県庁おもてなし課/三宅喜重監督
最初はほのぼのとした役場を改革するような話なのかな、という展開だったのだけど、なんだか民間の方がかなり暴力的になって行って、ちょっとやりすぎかな、とも思われた。そうしてみんな、なんだかそのまま暴力的になっていく、ということではないが、妙に不自然になっているような印象を受けた。役場の問題はそうかもしれないが、しかし民間がこれでは良くないと思う。皆、なんだかあんまり本気じゃないというか…。まあそれはテンポということもあるし、話のつながりの不自然さにもあるのかもしれない。結局高知は魅力的だけれど、やっぱりダメだという感じもする。どこの田舎の市町村でも、いいところでありながら、観光的にダメというのは多い。そういうところで観光を担当するのは苦労するのが当たり前だろう。それをアイディアで打開するというのはいいけれど、そういうことだからダメなんじゃないかということも言えるのだ。結局多くの人の選択から選んでもらうということを考えると、競争するということを意味する。リンゴを買う人はミカンを買わなくなるかもしれない。単純にブームで一時良いだけでもダメだろうし、そうするとやはり地元を意識的に育てるよりないだろう。それで勝てないのなら、やはりダメなんであって、そもそもそんなに観光に力を入れるべきなのではないかもしれない。それを素直に口にする必要は無いにしても、他の役場の職員の態度を見ていると、そういうことをわかっているから、パンダを誘致するような話に乗らなかっただけのことなんではなかろうか。まあ、個人的には、高知って行ってみたいですけどね。それもかなり熱烈に…。
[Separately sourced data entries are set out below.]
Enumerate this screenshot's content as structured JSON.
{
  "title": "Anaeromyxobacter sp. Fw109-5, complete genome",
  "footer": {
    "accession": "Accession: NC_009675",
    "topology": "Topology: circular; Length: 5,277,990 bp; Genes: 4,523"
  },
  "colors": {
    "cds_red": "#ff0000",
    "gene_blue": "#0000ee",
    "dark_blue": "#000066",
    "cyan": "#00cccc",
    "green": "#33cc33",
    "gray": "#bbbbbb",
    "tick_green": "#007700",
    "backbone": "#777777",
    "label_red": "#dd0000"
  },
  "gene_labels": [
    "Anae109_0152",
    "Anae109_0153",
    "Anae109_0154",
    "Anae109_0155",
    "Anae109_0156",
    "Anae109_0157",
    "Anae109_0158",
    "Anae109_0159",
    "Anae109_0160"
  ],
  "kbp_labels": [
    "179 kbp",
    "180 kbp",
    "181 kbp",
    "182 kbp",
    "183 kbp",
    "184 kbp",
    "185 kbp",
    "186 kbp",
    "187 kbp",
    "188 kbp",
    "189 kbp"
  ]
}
しかしながらお話は、実はやはり恋だろう。告白できないというのは、それは別段普通の人の普通のことで、しかしタイミングを見計らって、しかるべき時にしかるべき決断をしなくてはならないだけのことだ。いや、その「だけ」が難しいのは分かるが、きっかけなんかも欲しいのは分かるが、基本的には自分なりに悩んで自分なりにけりをつけるより無いではないか。結果が上手くいくかいかないかということはあるにせよ、そういうのは二人のドラマとして自然に残るわけだ。もちろん小説や映画なのだから、そういうところで楽しいという必要はあるんだろうけど、だからと言って不自然すぎても良くないと思う。僕のような短気な人間からすると、いささかタイミングが遅すぎるし、皆があまりにも鈍すぎる。いや、僕は本来もっと鈍いはずだが、それでもこの分かり合えない感じは少しどうしたものかと思ってしまう。そのくせ周りは妙に説教くさい。分かってたんなら自分のことを先に考えろ、ということである。
そういうことで、この映画で知った高知の魅力でないところで高知には行きたいし、この映画でやはり魅力的だった堀北真希を見るということではいい映画かもしれない。